How to Become a Sheriff in California?
In the state of California, Sheriffs are elected officials, who are in-charge of law enforcement activities in their respective counties. The Sheriff Department of each county is responsible for the unincorporated areas that do not fall in the jurisdiction of a police department of an incorporated municipality. Sheriffs and their deputy sheriffs are to counties what police officers are to cities.
The State of California has 58 Sheriffs. If you are interested in knowing what they do, let’s take a look at the duties performed by Sheriffs in California.
Sheriff’s Duties in California
The sheriff of a county has a role similar to that of a police chief in a municipal department. Sheriff’s deputies serving under the sheriff have a role similar to that of uniformed police officers. The basic duties of Sheriffs in California would include:
- Investigating complaints
- Responding in emergencies
- Dispute resolution
- Criminal investigations
- Executing warrants
- Arresting suspects
In addition to these duties, sheriffs also make sure that the county they are responsible for is being run smoothly. Any administrative or HR concerns are also taken care of by the sheriff.
Requirements to Become a Sheriff in California
In general terms, the following requirements to become a sheriff might be taken as basic guidelines for those who intend to set off on this path in any of the state’s counties.
- Candidates must be US Citizens – if you are in the process of getting your citizenship, you will have to wait until you actually have it to begin the process
- Candidates should be more than 18 years of age – this age limit may vary from county to county but in most cases, you will be required to be more than 18 years old
- The Sheriff of a county is typically a resident of that county too – Some counties might require you to have residency of the area you want to serve. If you have just moved there, you might even be required to stay for a year before becoming eligible to apply
- Candidates need to have a high school diploma or a GED
- Candidates ought to be in a good physical and mental shape to be able to deal with the stressful nature of the job.
Steps to Become a Sheriff in California
As each county has its own set of rules for individuals aspiring to become sheriffs, therefore there is no one way of becoming a sheriff in California. Laws and rules relating to how to become a sheriff are typically outlined on the official website for the relevant county.
The process to become a sheriff varies from county to county, but on a general level, the following steps might be followed:
In some counties, sheriff training programs may be in place, which would allow you to join directly.

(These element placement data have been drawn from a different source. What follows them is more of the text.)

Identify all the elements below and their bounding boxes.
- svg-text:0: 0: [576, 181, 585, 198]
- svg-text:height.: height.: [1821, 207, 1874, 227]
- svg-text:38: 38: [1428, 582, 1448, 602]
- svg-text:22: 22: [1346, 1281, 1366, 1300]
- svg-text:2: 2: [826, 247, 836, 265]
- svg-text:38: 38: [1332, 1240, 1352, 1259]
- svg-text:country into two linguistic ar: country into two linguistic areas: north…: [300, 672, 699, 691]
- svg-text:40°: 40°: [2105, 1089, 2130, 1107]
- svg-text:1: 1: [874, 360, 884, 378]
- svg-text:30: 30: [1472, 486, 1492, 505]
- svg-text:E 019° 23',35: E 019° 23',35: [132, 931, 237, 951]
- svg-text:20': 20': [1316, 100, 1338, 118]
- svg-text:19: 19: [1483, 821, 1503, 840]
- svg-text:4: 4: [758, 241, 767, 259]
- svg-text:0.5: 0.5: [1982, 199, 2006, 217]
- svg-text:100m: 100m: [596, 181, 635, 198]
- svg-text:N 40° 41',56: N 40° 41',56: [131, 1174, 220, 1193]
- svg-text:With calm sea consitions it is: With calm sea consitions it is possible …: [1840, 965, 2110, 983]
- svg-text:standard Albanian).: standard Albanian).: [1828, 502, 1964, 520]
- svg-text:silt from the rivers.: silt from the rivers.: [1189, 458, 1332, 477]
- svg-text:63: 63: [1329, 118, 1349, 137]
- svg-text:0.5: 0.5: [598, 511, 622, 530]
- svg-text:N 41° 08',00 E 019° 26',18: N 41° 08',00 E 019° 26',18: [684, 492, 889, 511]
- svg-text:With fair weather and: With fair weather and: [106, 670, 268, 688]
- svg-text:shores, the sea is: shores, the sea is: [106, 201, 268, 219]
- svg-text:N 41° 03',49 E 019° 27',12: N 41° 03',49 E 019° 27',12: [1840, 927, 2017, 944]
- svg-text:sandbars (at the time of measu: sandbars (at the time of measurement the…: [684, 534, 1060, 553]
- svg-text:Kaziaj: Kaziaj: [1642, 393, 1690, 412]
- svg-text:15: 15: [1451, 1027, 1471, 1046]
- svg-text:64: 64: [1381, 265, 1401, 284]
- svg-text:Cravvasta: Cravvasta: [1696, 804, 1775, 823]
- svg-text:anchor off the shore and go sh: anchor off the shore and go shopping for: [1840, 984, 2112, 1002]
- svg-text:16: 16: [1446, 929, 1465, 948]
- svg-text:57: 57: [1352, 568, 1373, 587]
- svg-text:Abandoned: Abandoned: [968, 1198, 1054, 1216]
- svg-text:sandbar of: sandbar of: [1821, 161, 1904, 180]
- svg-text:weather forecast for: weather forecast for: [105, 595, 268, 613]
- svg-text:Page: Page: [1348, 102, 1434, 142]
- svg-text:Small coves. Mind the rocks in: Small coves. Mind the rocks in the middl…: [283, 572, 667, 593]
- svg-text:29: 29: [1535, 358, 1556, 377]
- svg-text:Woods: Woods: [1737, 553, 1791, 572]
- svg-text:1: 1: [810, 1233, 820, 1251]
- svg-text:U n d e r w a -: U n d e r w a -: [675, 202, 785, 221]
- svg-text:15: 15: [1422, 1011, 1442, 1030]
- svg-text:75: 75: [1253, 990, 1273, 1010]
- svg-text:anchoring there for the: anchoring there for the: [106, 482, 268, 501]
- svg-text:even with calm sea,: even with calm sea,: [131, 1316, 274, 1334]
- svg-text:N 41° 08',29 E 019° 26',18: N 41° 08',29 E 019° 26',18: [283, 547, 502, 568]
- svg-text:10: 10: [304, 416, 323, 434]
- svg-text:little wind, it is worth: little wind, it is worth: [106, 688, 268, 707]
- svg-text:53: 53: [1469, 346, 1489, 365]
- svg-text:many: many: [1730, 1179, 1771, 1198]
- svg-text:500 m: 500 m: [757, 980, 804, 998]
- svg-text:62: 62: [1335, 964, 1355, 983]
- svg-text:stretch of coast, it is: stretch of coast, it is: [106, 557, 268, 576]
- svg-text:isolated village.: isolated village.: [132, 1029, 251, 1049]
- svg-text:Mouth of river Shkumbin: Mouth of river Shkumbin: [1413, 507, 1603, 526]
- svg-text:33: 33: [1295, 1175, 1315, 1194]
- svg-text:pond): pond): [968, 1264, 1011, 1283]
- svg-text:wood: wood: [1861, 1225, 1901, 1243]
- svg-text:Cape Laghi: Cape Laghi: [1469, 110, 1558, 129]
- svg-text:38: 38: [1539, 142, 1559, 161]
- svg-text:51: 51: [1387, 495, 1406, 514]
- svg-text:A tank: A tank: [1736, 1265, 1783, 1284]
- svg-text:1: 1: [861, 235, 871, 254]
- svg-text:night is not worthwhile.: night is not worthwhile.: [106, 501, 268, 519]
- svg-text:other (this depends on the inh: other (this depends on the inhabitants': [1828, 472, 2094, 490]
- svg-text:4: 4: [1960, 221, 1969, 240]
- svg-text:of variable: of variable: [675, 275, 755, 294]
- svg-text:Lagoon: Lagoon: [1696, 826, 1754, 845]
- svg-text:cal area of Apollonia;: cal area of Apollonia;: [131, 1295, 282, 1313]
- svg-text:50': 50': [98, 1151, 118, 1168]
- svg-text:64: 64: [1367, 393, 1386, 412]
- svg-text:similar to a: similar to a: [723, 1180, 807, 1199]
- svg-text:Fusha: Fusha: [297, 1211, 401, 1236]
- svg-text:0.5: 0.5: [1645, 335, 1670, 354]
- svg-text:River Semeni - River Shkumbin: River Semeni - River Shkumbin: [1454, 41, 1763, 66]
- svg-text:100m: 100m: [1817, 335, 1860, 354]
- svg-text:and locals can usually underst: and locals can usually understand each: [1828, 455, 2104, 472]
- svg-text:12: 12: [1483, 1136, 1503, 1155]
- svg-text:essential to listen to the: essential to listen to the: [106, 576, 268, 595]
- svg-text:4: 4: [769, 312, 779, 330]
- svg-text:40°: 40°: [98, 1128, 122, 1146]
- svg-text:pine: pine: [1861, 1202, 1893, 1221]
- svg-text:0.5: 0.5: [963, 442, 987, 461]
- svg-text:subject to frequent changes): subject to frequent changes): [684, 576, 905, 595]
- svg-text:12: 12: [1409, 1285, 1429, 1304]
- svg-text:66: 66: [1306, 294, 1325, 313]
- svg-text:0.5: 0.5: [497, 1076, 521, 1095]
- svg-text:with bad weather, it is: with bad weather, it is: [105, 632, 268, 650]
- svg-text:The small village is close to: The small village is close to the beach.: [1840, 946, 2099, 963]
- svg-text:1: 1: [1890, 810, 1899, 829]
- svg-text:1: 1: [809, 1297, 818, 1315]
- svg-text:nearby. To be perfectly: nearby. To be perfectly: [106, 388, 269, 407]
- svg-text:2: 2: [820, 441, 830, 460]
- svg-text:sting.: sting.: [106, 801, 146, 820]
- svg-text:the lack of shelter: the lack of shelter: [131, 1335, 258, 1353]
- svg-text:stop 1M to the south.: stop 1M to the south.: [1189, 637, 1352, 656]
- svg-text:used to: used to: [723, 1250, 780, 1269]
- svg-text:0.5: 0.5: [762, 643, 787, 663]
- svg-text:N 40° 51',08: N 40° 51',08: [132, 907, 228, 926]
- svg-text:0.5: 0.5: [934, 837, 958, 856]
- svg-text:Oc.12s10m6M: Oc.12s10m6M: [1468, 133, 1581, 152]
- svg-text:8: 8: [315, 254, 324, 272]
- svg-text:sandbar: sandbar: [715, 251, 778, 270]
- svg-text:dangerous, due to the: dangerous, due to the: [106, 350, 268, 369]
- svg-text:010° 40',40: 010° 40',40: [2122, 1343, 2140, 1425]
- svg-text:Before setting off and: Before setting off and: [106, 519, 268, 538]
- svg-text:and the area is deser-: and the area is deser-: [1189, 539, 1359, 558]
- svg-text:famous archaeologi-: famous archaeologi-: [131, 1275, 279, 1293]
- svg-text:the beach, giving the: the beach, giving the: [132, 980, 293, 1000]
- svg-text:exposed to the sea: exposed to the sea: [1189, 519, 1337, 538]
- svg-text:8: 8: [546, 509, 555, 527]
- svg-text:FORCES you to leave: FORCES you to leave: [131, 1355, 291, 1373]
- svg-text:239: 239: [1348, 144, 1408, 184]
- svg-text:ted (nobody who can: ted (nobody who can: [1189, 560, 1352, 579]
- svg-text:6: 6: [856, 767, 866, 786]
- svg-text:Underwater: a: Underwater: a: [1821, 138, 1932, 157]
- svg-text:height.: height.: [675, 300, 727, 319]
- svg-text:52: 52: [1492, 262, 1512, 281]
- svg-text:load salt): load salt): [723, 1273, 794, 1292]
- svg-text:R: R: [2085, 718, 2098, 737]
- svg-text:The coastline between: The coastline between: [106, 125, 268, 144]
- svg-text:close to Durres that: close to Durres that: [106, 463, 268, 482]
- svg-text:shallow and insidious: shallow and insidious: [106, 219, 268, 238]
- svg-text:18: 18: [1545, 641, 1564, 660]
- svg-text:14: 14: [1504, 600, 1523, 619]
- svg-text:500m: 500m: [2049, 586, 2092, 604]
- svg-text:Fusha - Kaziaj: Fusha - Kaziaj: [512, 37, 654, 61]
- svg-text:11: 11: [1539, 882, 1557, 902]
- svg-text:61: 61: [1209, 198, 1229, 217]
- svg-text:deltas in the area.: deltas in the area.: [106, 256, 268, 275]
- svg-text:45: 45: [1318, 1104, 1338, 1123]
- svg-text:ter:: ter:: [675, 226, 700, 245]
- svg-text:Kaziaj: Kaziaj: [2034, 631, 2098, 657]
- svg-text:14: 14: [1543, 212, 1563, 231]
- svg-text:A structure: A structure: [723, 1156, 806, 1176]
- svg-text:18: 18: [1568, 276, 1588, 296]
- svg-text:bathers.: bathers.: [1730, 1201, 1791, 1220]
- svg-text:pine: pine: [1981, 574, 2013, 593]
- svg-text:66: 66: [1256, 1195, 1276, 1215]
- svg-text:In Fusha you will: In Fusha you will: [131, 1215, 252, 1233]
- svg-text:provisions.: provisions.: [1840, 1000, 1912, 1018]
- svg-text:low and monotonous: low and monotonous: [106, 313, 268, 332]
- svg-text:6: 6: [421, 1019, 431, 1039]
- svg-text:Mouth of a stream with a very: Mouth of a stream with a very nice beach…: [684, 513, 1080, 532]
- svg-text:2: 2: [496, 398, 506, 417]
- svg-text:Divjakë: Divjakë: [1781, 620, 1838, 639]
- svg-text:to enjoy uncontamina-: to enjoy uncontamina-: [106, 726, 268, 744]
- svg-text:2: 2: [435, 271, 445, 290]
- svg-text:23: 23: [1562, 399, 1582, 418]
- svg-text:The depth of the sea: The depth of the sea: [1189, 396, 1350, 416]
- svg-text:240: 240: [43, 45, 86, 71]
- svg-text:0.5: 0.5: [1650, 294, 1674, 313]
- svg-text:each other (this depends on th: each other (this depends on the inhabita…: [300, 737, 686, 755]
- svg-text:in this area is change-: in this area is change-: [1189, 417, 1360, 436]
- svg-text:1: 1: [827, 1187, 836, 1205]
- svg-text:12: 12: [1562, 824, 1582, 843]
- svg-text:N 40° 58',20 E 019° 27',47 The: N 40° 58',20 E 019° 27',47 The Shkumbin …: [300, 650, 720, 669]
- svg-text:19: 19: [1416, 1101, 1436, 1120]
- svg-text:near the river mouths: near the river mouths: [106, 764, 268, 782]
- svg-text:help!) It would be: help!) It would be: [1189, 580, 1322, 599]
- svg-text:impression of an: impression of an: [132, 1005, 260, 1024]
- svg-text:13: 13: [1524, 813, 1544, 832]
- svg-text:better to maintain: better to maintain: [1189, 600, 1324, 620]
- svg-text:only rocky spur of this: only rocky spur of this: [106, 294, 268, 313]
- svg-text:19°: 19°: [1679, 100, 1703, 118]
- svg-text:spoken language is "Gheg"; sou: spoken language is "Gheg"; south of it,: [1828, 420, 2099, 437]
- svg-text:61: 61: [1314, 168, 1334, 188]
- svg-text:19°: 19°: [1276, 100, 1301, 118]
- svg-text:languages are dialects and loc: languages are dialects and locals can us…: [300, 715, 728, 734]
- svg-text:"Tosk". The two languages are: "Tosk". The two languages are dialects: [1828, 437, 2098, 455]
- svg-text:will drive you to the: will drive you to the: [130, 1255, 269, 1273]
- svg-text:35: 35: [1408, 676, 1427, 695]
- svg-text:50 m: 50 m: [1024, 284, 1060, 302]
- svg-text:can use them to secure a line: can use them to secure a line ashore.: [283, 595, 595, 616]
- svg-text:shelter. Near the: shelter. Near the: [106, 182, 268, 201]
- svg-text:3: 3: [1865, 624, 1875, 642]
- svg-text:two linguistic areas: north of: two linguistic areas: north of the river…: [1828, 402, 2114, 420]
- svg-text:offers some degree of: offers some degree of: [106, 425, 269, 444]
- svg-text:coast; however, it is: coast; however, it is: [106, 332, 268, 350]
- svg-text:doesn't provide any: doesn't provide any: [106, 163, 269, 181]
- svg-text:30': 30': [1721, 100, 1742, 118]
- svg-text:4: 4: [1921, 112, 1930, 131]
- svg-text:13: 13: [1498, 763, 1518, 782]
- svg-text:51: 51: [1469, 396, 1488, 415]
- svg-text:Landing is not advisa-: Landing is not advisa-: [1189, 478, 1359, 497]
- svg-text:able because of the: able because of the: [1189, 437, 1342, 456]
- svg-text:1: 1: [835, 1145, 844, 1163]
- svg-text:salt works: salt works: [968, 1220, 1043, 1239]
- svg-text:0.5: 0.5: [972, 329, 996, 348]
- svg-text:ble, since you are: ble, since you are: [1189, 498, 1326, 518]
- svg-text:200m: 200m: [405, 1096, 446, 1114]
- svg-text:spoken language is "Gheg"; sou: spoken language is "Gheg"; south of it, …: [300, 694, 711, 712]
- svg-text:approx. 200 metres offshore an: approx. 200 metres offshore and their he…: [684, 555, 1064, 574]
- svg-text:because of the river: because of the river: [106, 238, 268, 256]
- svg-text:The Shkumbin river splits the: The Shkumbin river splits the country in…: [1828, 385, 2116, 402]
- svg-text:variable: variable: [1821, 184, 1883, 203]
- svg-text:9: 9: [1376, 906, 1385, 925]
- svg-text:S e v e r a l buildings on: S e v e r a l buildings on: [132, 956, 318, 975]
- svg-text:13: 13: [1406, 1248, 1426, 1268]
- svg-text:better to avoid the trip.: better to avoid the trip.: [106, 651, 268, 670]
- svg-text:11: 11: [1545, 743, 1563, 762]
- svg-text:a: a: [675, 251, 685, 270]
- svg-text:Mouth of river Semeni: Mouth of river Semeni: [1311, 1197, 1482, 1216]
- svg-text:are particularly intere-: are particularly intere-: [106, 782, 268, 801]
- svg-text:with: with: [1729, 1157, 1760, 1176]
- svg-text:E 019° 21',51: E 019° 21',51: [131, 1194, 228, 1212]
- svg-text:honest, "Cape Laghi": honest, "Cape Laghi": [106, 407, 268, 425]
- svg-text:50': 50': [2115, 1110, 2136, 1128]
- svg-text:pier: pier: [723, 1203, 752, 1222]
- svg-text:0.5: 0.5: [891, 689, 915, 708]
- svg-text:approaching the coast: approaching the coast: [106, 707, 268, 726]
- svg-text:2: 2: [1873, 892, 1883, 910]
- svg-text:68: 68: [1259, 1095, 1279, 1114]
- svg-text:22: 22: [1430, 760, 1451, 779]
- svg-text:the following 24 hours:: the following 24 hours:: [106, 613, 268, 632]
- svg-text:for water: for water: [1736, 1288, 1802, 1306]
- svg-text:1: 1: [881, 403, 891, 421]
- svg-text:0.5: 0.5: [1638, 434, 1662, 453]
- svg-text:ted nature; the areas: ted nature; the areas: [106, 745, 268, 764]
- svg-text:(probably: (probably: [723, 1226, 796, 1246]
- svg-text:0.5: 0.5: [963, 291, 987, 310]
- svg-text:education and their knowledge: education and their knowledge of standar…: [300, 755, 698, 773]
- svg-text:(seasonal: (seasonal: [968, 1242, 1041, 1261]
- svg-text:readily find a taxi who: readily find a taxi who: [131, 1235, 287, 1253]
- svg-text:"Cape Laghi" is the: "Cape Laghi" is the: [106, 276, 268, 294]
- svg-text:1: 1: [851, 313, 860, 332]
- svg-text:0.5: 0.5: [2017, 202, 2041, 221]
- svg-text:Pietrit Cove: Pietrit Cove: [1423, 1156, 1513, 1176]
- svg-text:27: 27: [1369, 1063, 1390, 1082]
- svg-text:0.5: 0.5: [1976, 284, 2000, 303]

But in case there isn’t a training program available at the county you are interested in, you would have to graduate from a police academy. Here, you will learn all the integral skills required on the job, including subjects such as use of firearms, crowd control, high speed driving, constitutional law and many others.
Once you have graduated from a police academy, you would have to become a law enforcement officer to gain experience. Different counties have different requirements when it comes to the work experience required – some might require five years of relevant experience, while others might do with just one.
Other kinds of law enforcement work, such as working as a judge, can be substituted for police work in some counties. If your county requires you to get a license of certification, you would have to do that as well.
While this is not a requirement at the county level, it might be helpful to get an associate or bachelor’s degree in criminal justice. You would be heading an entire department in your county, therefore higher education subjects such as psychology, criminology and public speaking might be of great help.
Every county has slightly different requirements in this regard, so you are advised to do your research thoroughly. Here are a few common requirements that you may be needed to fulfill to run for sheriff’s office:
- Pass a written exam
- Clear an interview
- Pass a background check
- Pass a physical fitness exam
Make sure you are aware of the deadline for application in your county for filing the paperwork. You will have to go to your county courthouse and follow the procedure for filling.
At this point, you will need to spread the word that you are running for sheriff. Plan out the campaign well in advance since competition is likely to be tough and you would need to make a highly organized effort.
If your campaign is successful, you will be elected as your county’s sheriff. Following this, you will take an oath of loyalty and sign your contract. Once you become the sheriff, your term will most likely last four years.
How Much Does a Sheriff Make in California?
O*NET OnLine lists Police and Sheriff’s Patrol Officers together in a single category and provides the data for the whole category. The median salary for this category in California was $101,470, which is significantly higher than the $61,050 national median. The occupation is also expected to experience a positive growth of 5% in the years between 2016 and 2026, going from 69,700 jobs in 2016 to 73,200 jobs in 2026.
County level salary data will vary according to each county’s budget, number of employees and extensiveness of operations.